Lalu kegiatan operasional juga bagus. "Kami menengok ada kerjasama yang baik di sana. Jadi sangat bisalah disetarakan dengan kualitas yang dihasilkan perusahaan, sesuailah dengan slogan salam setaranya Apkasindo," ujarnya.
Yang paling membikin ayah satu anak ini senang, proses replanting yang dilakukan dua koperasi itu sesuai prosedur, "Luar biasa, melampaui apa yang saya bayangkan," tambahnya.
Memang kata Rinaldi, mula-mula petani ini sempat bingung dengan poin-poin yang diminta untuk prosedur ISPO itu.
"Kita minta dokumen replanting, yang dikasi foto. Padahal sebenarnya sama mereka sudah ada semua, tapi lantaran enggak paham, jadinya kayak begitu.
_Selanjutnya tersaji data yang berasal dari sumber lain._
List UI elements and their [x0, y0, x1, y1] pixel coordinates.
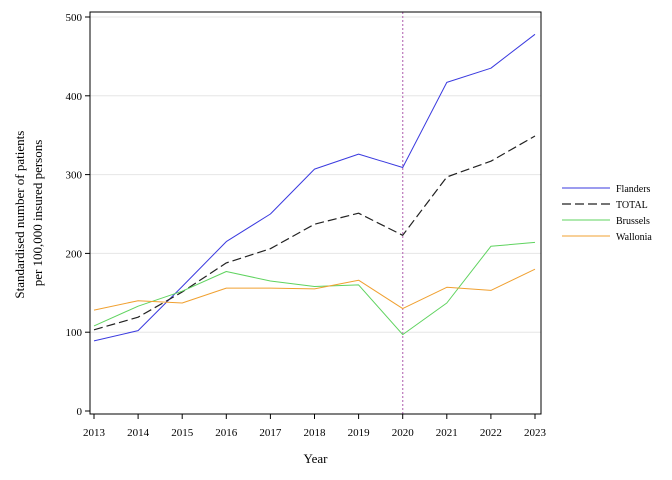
y-tick-label: 500	[66, 12, 83, 24]
y-tick-label: 200	[66, 248, 83, 260]
x-tick-label: 2020	[392, 427, 415, 439]
plot-area-frame	[89, 11, 542, 415]
series-layer	[93, 33, 536, 342]
legend-label-flanders: Flanders	[616, 184, 651, 195]
x-axis-title: Year	[304, 451, 329, 466]
legend-label-brussels: Brussels	[616, 216, 650, 227]
series-line-flanders	[93, 33, 536, 342]
legend-label-total: TOTAL	[616, 200, 648, 211]
series-line-brussels	[93, 241, 536, 336]
series-line-wallonia	[93, 268, 536, 311]
x-tick-label: 2021	[436, 427, 458, 439]
y-tick-label: 0	[77, 406, 83, 418]
x-tick-label: 2023	[524, 427, 547, 439]
legend: Flanders TOTAL Brussels Wallonia	[562, 184, 652, 243]
gridlines	[90, 16, 541, 333]
series-line-total	[93, 135, 536, 331]
y-axis-title-line-1: Standardised number of patients	[12, 131, 27, 299]
legend-label-wallonia: Wallonia	[616, 232, 652, 243]
y-axis-title: Standardised number of patients per 100,…	[12, 127, 45, 298]
x-tick-label: 2016	[215, 427, 238, 439]
x-tick-label: 2015	[171, 427, 194, 439]
x-axis-ticks: 2013 2014 2015 2016 2017 2018 2019 2020 2021 2022…	[83, 414, 547, 439]
x-tick-label: 2022	[480, 427, 502, 439]
x-tick-label: 2014	[127, 427, 150, 439]
x-tick-label: 2017	[259, 427, 282, 439]
y-axis-title-line-2: per 100,000 insured persons	[30, 140, 45, 287]
y-tick-label: 300	[66, 170, 83, 182]
y-tick-label: 100	[66, 327, 83, 339]
y-axis-ticks: 0 100 200 300 400 500	[66, 12, 90, 418]
y-tick-label: 400	[66, 91, 83, 103]
x-tick-label: 2018	[304, 427, 327, 439]
x-tick-label: 2019	[348, 427, 371, 439]
x-tick-label: 2013	[83, 427, 106, 439]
Untunglah setelah diarahkan oleh Apkasindo, semua yang kami minta sebagai kelengkapan audit ISPO, ada dan lengkap, bahkan melampaui standar perusahaan, sangat rapi," katanya.
Alhasil, Rinaldi bilang begini; kalau di perusahaan ada yang namanya Sustainability Departement (SD), di petani, Apkasindo lah yang berperan jadi SD itu.
Terlepas dari apa yang dikatakan Rinaldi tadi, bagi Purwanto, sertifikasi ISPO ini adalah babak baru bagi mereka.
"Harapan saya kepada teman-teman, 'yuk kita jaga keseimbangan ekonomi, lingkungan dan sosial. Pertahankan unsur hara dengan tidak membakar, kompak semua, jangan jual sendiri-sendiri. Mudah-mudahan, setelah sertifikat ISPO keluar, kami akan mengurus Roundtable on Sustainable Palm Oil (RSPO) juga," katanya.
Purwanto semangat dengan semua sertifikat ini lantaran dia dan semua petani di sana berharap, kelak harga TBS mereka sepadan dengan sertifikat yang sudah mereka punya.
"Kalau sama saja harga TBS nya dengan yang enggak punya sertifikat, ya ngapain capek-capek ngurusin ISPO ini? Kami kembalikan saja lah nanti sertifikat ISPO itu ke Menko Ekonomi, Airlangga," katanya.
Bagi Sekretaris Jenderal (Sekjen) Apkasindo, Rino Afrino, sertifikasi ISPO tadi adalah jawaban estafet dari PSR yang sudah berjalan.
"Persoalan yang kemudian muncul adalah, seberapa banyak petani yang akan bisa ISPO jika kita hanya berharap ke peserta PSR. Sebab itu tadi, kalau target PSR hingga 2023 hanya 500 ribu hektar, berarti angka itu baru setara 7,4% dari sekitar 7 juta hektar kebun petani kelapa sawit. Sementara ISPO itu tidak hanya ditujukan ke petani PSR, tapi wajib bagi semua petani, setelah 52 bulan ke depan" katanya.